06:05 | 10/08/2020 Cooperation
(VEN) - The estimated number of people with diabetes in Vietnam increased from 2.5 million in 2010 to 3.5 million in 2017 and is forecast to reach 6.3 million by 2025. Denmark is helping Vietnam meet this and other challenges in preventing and managing non-communicable diseases.
The signing of a memorandum of understanding to improve the quality of diabetes care in health facilities
According to Deputy Head of Mission at the Embassy of Denmark in Vietnam Louise Holmsgaard, medical care will continue to be a part of the development plan between the Vietnamese and Danish governments in the coming years.
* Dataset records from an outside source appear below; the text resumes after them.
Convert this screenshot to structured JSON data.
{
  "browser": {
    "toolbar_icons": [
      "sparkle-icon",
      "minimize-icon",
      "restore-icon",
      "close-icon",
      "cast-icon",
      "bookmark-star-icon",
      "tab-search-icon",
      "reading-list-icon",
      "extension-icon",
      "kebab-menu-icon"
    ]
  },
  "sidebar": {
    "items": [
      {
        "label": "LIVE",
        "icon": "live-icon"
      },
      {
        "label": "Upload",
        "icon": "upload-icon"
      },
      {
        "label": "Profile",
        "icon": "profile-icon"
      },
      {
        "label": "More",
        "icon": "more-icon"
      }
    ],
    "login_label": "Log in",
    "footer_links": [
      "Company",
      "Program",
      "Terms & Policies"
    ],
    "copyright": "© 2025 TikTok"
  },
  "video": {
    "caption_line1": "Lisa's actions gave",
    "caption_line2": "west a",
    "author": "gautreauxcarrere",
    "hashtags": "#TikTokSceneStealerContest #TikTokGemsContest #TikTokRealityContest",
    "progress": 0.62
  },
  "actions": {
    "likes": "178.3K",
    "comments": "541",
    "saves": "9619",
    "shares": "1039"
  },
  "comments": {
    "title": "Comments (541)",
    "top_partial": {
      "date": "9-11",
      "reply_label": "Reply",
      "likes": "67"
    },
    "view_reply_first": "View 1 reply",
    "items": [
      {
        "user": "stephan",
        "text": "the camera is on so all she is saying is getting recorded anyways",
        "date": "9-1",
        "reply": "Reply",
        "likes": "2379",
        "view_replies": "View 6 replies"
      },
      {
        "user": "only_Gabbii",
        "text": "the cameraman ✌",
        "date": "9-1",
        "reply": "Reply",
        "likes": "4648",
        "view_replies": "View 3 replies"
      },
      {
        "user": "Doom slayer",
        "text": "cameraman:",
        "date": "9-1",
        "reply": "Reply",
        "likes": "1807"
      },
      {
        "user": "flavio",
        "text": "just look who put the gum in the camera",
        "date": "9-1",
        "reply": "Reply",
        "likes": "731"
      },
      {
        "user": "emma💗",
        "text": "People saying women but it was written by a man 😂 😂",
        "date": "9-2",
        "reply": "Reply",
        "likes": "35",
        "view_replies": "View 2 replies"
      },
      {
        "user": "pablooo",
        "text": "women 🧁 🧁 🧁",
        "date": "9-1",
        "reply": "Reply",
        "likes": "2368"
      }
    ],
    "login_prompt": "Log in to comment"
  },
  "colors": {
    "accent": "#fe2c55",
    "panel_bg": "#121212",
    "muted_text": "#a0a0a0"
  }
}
Medical care is one of the top priorities in Vietnam-Denmark cooperation. A report by the Vietnamese Ministry of Health (MoH) shows that Denmark has closely cooperated and effectively supported Vietnam's health sector in recent years, especially in providing technical assistance and technology transfer in the fields of clean water and environment, food safety, and control of non-communicable disease. Vietnam hopes to keep cooperating with Denmark on building an efficient, fair, modern health system meeting the needs of protection and care, reducing morbidity and mortality rates, increasing life expectancy and improving quality of life.
In addition, Vietnam also wants continued Danish support in the community prevention and control of non-communicable disease; staff training, strengthening capacity of public health services to provide people with better health protection and care; expand the non-communicable disease prevention model phase 2 of the sector’s strategic cooperation project.
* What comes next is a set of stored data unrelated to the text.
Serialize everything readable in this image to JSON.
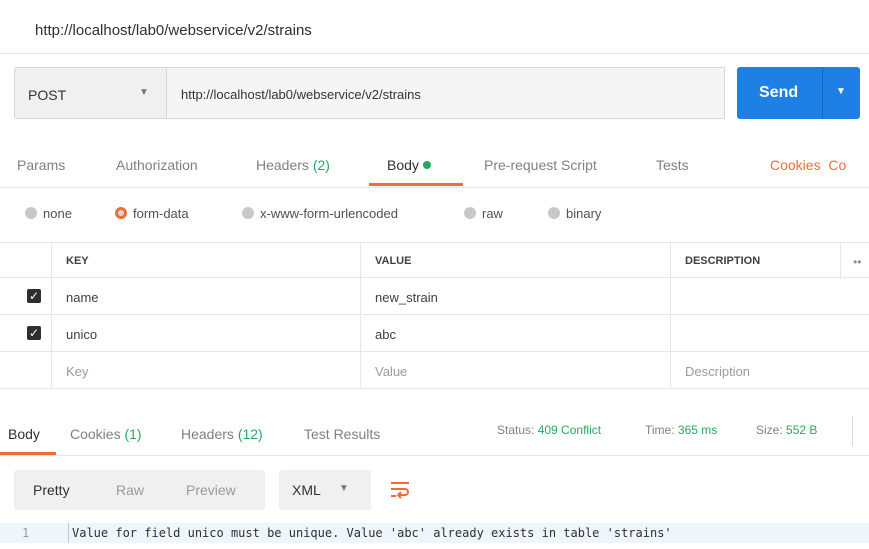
{
  "title": "http://localhost/lab0/webservice/v2/strains",
  "request": {
    "method": "POST",
    "url": "http://localhost/lab0/webservice/v2/strains",
    "send_label": "Send"
  },
  "request_tabs": {
    "params": "Params",
    "authorization": "Authorization",
    "headers": "Headers",
    "headers_count": "(2)",
    "body": "Body",
    "pre_request": "Pre-request Script",
    "tests": "Tests",
    "cookies": "Cookies",
    "code": "Co"
  },
  "body_types": [
    "none",
    "form-data",
    "x-www-form-urlencoded",
    "raw",
    "binary"
  ],
  "body_type_selected": "form-data",
  "table": {
    "columns": [
      "KEY",
      "VALUE",
      "DESCRIPTION"
    ],
    "rows": [
      {
        "checked": true,
        "key": "name",
        "value": "new_strain",
        "description": ""
      },
      {
        "checked": true,
        "key": "unico",
        "value": "abc",
        "description": ""
      }
    ],
    "placeholder": {
      "key": "Key",
      "value": "Value",
      "description": "Description"
    }
  },
  "response_tabs": {
    "body": "Body",
    "cookies": "Cookies",
    "cookies_count": "(1)",
    "headers": "Headers",
    "headers_count": "(12)",
    "test_results": "Test Results"
  },
  "status": {
    "status_label": "Status:",
    "status_value": "409 Conflict",
    "time_label": "Time:",
    "time_value": "365 ms",
    "size_label": "Size:",
    "size_value": "552 B"
  },
  "view": {
    "pretty": "Pretty",
    "raw": "Raw",
    "preview": "Preview",
    "format": "XML",
    "wrap_icon": "wrap-lines-icon"
  },
  "response_body": {
    "line_number": "1",
    "text": "Value for field unico must be unique. Value 'abc' already exists in table 'strains'"
  },
  "colors": {
    "accent": "#f26b3a",
    "send": "#1e80e5",
    "success": "#27a85f"
  }
}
Currently, the most common non-communicable diseases in Vietnam are cardiovascular disease, diabetes, cancer and chronic lung disease, accounting for two-thirds of the total burden of disease and 73 percent of deaths annually. An estimated 12 million people suffer from hypertension, nearly three million people from diabetes, two million people from chronic lung disease and about 120,000 new cases of cancer are recorded each year.
The Party and State have adopted various initiatives to manage non-communicable disease, such as the National Target Program for the prevention of hypertension, diabetes, cancer, chronic obstructive pulmonary disease, bronchial asthma and mental health care. Vietnam has made significant progress in preventive medicine over the past two decades.
However, Vietnam still faces many difficulties and challenges in controlling non-communicable and chronic disease, especially diabetes.
Vietnamese and Danish Ministries of Health are working to establish a new strategic sector cooperation (SSC) to strengthen prevention, early detection and management of non-communicable disease through primary and community health care.
|Vietnam is forecast to have about 6.3 million diabetes patients by 2025|
Vietnam is forecast to have about 6.3 million diabetes patients by 2025 absent a prevention plan. In response to the challenge, a cooperation program is being implemented between the Medical Services Administration (under the MoH) and the Danish Embassy in Vietnam on medical training for the 2019-2020 period. Vietnam’s MoH highly appreciates the initiatives and contributions from the Danish Embassy in Vietnam to the diabetes prevention and control program in particular and the prevention of non-communicable disease in general.
According to Morten Pristed, Health and Education Counselor, Embassy of Denmark in Vietnam, Denmark will support Vietnam in two main areas: Training and raising awareness of non-communicable diseases, especially of diabetes; Application of information technology and of electronic medical care for health workers in medical training, especially in primary health care. Both fields are closely linked to the objectives of diabetes prevention and control in the National Strategy 2015-2025.
“We look forward to using information and education platforms in raising awareness and training on primary health care through the Diabetes Journey Application and the website on diabetes. The diabetes journey application project is a new and breakthrough approach to improving the capacity of doctors,” Mortan Prissted said.